# Experience with OriginalSteroid.com



## latinherc (Feb 10, 2016)

OriginalSteroid is climbing the ladder quickly at eroids. I know its eroids..... anybody have an positive or negative experience to share in dealing with Origional steroid?


----------



## Iron1 (Feb 10, 2016)

eroids.... lol

Climbing the ladder quickly = Paying off the staff for good reviews.


----------



## tunafisherman (Feb 10, 2016)

If it has steroids in the URL it's likely garbage.  If you don't know how eroids works, then you probably should just save your money and start a new hobby...


----------



## mugzy (Feb 10, 2016)

Yet another new lab, there are more labs now than there was before ORD in 2007. I have not heard of original steroid however my guess is they are no different than any other source since the raws for the most part come from the same place.


----------



## mickems (Feb 10, 2016)

Just my opinion, stay away.

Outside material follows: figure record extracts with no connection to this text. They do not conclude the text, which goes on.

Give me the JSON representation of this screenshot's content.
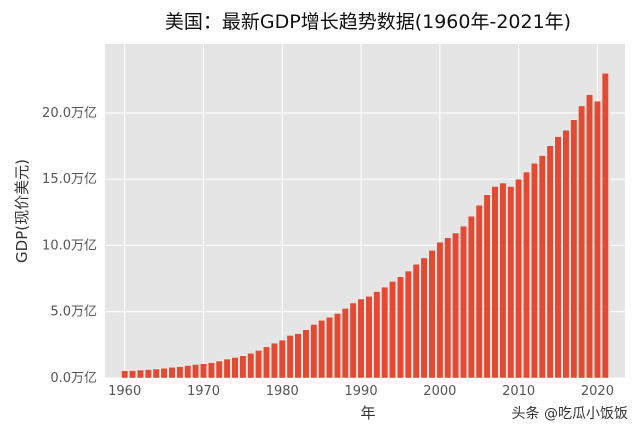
{
  "chart_data": {
    "type": "bar",
    "title": "美国：最新GDP增长趋势数据(1960年-2021年)",
    "xlabel": "年",
    "ylabel": "GDP(现价美元)",
    "x": [
      1960,
      1961,
      1962,
      1963,
      1964,
      1965,
      1966,
      1967,
      1968,
      1969,
      1970,
      1971,
      1972,
      1973,
      1974,
      1975,
      1976,
      1977,
      1978,
      1979,
      1980,
      1981,
      1982,
      1983,
      1984,
      1985,
      1986,
      1987,
      1988,
      1989,
      1990,
      1991,
      1992,
      1993,
      1994,
      1995,
      1996,
      1997,
      1998,
      1999,
      2000,
      2001,
      2002,
      2003,
      2004,
      2005,
      2006,
      2007,
      2008,
      2009,
      2010,
      2011,
      2012,
      2013,
      2014,
      2015,
      2016,
      2017,
      2018,
      2019,
      2020,
      2021
    ],
    "values": [
      0.54,
      0.56,
      0.6,
      0.64,
      0.68,
      0.74,
      0.81,
      0.86,
      0.94,
      1.02,
      1.07,
      1.16,
      1.28,
      1.43,
      1.55,
      1.68,
      1.87,
      2.08,
      2.35,
      2.63,
      2.86,
      3.21,
      3.35,
      3.64,
      4.04,
      4.35,
      4.59,
      4.87,
      5.25,
      5.66,
      5.96,
      6.16,
      6.52,
      6.86,
      7.29,
      7.64,
      8.07,
      8.58,
      9.06,
      9.63,
      10.25,
      10.58,
      10.94,
      11.46,
      12.21,
      13.04,
      13.82,
      14.45,
      14.71,
      14.45,
      15.0,
      15.54,
      16.2,
      16.78,
      17.52,
      18.21,
      18.7,
      19.48,
      20.53,
      21.38,
      20.89,
      22.99
    ],
    "xticks": [
      1960,
      1970,
      1980,
      1990,
      2000,
      2010,
      2020
    ],
    "yticks": [
      "0.0万亿",
      "5.0万亿",
      "10.0万亿",
      "15.0万亿",
      "20.0万亿"
    ],
    "ytick_values": [
      0,
      5,
      10,
      15,
      20
    ],
    "xlim": [
      1957.5,
      2023.5
    ],
    "ylim": [
      0,
      25.2
    ],
    "grid": true,
    "colors": {
      "bar": "#e24a33",
      "plot_background": "#e5e5e5",
      "grid": "#ffffff"
    }
  },
  "watermark": "头条 @吃瓜小饭饭"
}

Not original, just rubbish.


----------



## Bigwhite (Feb 10, 2016)

How much does a ladder rung cost nowadays...?


----------



## WARRIOR (Feb 10, 2016)

Crazy how these sites just pop up....its like the new ghetto, one guy goes down...another fills the void


----------



## Redrum1327 (Feb 10, 2016)

Everyone at some point has ordered off of website do your due diligence and do your homework and get as much info as possible and keep watching. It's a marathon finding a source not a sprint. Don't piss away your hard earned money .


----------



## ToolSteel (Feb 10, 2016)

I labmax'd their test E. ****ing yam root.


----------



## Jscs94 (Feb 11, 2016)

ToolSteel said:


> I labmax'd their test E. ****ing yam root.



He said yam root!


----------



## WildCat1999 (Feb 17, 2016)

not going into details but my experience was bad.


----------



## SuperSaiyan (Feb 17, 2016)

things that are to good to be true are to good to be true. It's crap


----------